Active ethics and anti-corruption efforts are among the basic requirements for maintaining sustainable business relationships. Without these efforts, there would be a risk of bribery or the formation of cartels, which in turn could undermine the industry. Corruption in a business also raises the risk of detrimental effects on people and the environment.
Preem actively pursues efforts to prevent corruption in its operations. We also attempt to reach out in our supply chains. The foundations for these efforts are laid in our Business Ethics Policy and Code of Conduct. The Business Ethics Policy contains business principles in line with good business ethics, such as healthy competition, proper marketing, and the avoidance of conflicts of interest. The Code of Conduct denounces all forms of corruption, bribery, fraud and restrictive trade practices in breach of competition legislation.
Ethics Committee reviews policies
Our Ethics Committee plays a key role in Preem’s ethics and anti-corruption governance and controls. The Ethics Committee is a forum that reviews the ethics policies of the company and their compliance. Key personnel of Preem are members of the committee, such as the CEO and other members of Senior Management along with employee representatives from the trade unions. The committee meets twice a year or when necessary.
Ethics and anti-corruption efforts during the year
In 2017, we developed a new framework for internal controls on Preem’s financial reporting. The framework requires that key controls be tested and reported to Senior Management and the Audit Committee on an annual basis. As part of our internal control of irregularities, we also conduct recurring fraud analyses of supplier invoices and related records to prevent and discover cases of fraudulent activity.
Code of Conduct for employees and suppliers
Preem’s employees and suppliers are expected to adhere to our Code of Conduct. In 2016 and 2017, we worked on collecting our suppliers in one system where they confirmed that they have read the Code of Conduct or had an equivalent code of conduct approved by us. These efforts are ongoing, and we aim to bring all suppliers into the system in 2018.
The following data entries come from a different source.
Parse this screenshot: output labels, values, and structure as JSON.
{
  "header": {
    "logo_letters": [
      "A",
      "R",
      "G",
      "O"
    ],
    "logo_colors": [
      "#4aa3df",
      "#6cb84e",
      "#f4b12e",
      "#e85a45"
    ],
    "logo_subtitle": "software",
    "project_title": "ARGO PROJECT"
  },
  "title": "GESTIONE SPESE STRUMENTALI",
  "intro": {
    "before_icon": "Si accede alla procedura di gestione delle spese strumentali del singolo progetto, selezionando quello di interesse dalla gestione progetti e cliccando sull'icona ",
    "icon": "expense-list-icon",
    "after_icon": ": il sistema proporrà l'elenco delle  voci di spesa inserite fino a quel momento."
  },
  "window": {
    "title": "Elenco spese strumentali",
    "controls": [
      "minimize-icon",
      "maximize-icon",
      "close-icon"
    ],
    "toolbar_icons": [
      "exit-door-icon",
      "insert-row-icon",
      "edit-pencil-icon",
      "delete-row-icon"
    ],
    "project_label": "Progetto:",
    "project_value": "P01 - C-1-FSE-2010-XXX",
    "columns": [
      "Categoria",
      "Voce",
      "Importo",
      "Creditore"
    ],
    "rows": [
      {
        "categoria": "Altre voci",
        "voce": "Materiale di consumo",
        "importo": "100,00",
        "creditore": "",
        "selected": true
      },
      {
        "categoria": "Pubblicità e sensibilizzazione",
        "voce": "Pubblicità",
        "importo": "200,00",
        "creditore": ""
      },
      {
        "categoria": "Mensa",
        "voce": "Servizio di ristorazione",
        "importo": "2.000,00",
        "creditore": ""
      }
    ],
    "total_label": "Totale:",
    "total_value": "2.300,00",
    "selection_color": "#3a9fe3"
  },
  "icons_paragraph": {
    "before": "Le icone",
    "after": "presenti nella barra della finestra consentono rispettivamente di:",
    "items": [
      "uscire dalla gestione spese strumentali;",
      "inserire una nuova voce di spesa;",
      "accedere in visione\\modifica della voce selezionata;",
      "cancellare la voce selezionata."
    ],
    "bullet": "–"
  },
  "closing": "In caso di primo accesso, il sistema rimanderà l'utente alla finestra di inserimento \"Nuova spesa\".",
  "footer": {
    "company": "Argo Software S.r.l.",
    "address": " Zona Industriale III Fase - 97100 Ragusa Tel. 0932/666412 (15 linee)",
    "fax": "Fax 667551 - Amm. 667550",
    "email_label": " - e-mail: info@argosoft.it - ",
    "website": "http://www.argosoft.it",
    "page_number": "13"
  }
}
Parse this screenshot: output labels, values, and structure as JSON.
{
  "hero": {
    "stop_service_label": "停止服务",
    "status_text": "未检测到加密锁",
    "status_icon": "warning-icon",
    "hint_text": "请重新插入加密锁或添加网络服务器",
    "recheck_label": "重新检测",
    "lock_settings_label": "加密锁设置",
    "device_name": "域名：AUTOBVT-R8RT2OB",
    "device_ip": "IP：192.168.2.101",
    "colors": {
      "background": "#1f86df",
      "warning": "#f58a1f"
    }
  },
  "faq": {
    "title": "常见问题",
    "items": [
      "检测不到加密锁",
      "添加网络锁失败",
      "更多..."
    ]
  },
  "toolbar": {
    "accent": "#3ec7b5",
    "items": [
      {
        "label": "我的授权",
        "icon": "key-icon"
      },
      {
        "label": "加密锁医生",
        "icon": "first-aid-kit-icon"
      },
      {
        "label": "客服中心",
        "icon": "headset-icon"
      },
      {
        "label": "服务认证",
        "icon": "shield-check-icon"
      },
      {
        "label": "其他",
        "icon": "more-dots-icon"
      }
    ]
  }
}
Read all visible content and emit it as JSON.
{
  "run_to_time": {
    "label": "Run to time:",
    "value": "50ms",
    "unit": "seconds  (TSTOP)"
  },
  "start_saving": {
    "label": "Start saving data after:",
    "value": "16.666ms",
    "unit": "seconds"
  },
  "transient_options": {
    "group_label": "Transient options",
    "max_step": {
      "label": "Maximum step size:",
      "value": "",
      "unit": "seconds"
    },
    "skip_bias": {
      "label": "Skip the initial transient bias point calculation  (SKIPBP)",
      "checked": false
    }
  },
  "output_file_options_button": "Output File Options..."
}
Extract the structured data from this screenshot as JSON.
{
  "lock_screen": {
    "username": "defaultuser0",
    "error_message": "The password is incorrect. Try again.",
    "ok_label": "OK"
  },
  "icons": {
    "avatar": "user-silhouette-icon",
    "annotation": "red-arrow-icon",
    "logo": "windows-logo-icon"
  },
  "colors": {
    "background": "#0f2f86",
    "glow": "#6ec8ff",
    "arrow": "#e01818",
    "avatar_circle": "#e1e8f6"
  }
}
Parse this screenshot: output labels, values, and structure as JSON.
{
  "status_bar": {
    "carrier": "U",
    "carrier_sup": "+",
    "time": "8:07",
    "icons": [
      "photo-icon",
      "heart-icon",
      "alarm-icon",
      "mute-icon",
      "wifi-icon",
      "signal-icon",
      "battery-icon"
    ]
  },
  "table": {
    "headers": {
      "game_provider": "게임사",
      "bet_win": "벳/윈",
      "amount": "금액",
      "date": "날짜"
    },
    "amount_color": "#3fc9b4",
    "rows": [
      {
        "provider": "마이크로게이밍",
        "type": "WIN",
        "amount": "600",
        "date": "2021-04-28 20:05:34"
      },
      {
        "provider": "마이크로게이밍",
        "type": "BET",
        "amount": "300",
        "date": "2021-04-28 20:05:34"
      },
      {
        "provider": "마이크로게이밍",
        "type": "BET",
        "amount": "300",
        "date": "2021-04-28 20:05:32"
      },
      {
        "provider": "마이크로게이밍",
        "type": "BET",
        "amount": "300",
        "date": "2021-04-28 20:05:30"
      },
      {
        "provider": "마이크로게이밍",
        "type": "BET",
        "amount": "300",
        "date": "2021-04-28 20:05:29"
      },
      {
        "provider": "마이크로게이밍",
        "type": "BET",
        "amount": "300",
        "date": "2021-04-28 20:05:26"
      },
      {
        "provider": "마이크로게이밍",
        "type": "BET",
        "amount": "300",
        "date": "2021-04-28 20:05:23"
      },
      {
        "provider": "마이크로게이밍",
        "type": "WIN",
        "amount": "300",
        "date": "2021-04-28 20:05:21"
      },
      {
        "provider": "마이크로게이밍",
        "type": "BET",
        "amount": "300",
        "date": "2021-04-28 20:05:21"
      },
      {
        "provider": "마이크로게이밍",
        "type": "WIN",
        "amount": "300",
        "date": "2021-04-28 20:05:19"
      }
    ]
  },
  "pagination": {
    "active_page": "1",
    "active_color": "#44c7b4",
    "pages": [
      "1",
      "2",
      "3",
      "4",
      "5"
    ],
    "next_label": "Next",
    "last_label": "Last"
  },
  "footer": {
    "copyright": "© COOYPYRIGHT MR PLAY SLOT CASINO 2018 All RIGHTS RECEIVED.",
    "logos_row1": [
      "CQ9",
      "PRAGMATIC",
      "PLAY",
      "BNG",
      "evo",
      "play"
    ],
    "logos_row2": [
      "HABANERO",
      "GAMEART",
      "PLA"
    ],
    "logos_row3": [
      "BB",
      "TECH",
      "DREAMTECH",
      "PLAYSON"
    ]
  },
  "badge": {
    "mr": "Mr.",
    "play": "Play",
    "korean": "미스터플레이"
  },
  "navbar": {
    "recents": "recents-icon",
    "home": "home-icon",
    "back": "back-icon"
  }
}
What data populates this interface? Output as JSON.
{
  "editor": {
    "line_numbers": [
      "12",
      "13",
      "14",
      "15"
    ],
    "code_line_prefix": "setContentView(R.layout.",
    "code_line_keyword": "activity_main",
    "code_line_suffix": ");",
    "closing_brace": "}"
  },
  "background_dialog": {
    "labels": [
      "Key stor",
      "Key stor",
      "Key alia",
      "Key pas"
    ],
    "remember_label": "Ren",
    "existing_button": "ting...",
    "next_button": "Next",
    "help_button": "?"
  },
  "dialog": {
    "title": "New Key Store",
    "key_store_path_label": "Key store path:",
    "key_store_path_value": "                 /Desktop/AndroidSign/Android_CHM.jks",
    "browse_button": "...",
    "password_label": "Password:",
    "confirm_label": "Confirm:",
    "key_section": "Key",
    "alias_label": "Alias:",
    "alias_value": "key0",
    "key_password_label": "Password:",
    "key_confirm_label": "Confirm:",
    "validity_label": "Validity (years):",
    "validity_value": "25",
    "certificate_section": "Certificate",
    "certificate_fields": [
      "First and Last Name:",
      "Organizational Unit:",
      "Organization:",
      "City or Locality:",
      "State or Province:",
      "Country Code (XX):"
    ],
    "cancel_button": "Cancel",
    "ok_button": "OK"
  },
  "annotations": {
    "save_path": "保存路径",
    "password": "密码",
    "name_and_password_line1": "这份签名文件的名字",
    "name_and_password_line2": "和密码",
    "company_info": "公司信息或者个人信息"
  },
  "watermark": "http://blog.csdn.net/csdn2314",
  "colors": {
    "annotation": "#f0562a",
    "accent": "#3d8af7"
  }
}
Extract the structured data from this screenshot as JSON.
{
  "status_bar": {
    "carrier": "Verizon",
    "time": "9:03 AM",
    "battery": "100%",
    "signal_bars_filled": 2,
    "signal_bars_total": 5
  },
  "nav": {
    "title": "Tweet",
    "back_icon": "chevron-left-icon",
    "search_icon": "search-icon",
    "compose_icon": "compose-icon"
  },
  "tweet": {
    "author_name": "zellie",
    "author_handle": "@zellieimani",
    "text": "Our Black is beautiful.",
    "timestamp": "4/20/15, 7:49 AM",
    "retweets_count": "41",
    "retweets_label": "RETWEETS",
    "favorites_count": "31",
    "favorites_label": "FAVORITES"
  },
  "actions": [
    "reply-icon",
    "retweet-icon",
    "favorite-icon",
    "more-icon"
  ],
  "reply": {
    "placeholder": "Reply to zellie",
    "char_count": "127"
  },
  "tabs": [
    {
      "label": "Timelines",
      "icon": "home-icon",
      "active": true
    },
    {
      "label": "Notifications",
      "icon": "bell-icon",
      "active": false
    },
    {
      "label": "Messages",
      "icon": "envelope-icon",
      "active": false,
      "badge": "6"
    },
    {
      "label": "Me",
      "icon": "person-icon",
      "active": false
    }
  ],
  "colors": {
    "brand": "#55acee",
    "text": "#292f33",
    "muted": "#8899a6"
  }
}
We will also create a new internal training program in 2018 that is focused on Preem’s Code of Conduct and Sustainability Framework. The purpose is to raise awareness of the Code of Conduct among all employees.
Preem also invested in training initiatives in 2017 to bolster our internal ethics and anti-corruption competency. One example is an e-course we conducted on bribes and permitted gifts. The course is mandatory for all managers and employees who come in contact with external parties in their work.
The percentage of relevant employees who took the e-course “Bribes or permitted gifts – what are the rules?” was 74.6 in 2017. The percentage was 97.4 in 2016, and the goal for 2017 was 100 percent. The reasons for the completion rate being low were a high workload, and a change to a new IT system for courses.
Whistleblower function for severe breaches
In addition to Preem's advanced reporting systems for corruption and breaches, we continuously employ an internal whistleblower function, which has been in place for more than 10 years. The whistleblower system enables secure and anonymous reporting of suspected severe breaches of both laws and internal company rules. Reports are received by the head of internal audit and are reported on to the Preem Audit Committee, which decides on whether and how an investigation is to be conducted.
Preem’s ethics and anti-corruption efforts are subject to an inherent challenge: the lack of traceability in the fossil supply chain. As opposed to the renewable supply chain, where traceability is a statutory requirement, the fossil supply chain is not subject to any international legislation on traceability. This makes controls on the fossil supply chain harder – read more here. We would like to see greater traceability requirements in the fossil supply chain. However, international collaboration, international standardization and statutory requirements are needed to make this possible.
In addition to the activities Preem conducted in 2017, we have identified a series of development opportunities for ethics and anti-corruption. These include plans to appoint a compliance and business ethics officer in 2018. This officer will be responsible for compliance with the business ethics guidelines, and ensuring we are up-to-date and following up activities in this area. We also plan to provide employee training in competition law in 2018 with a focus on cartel activities.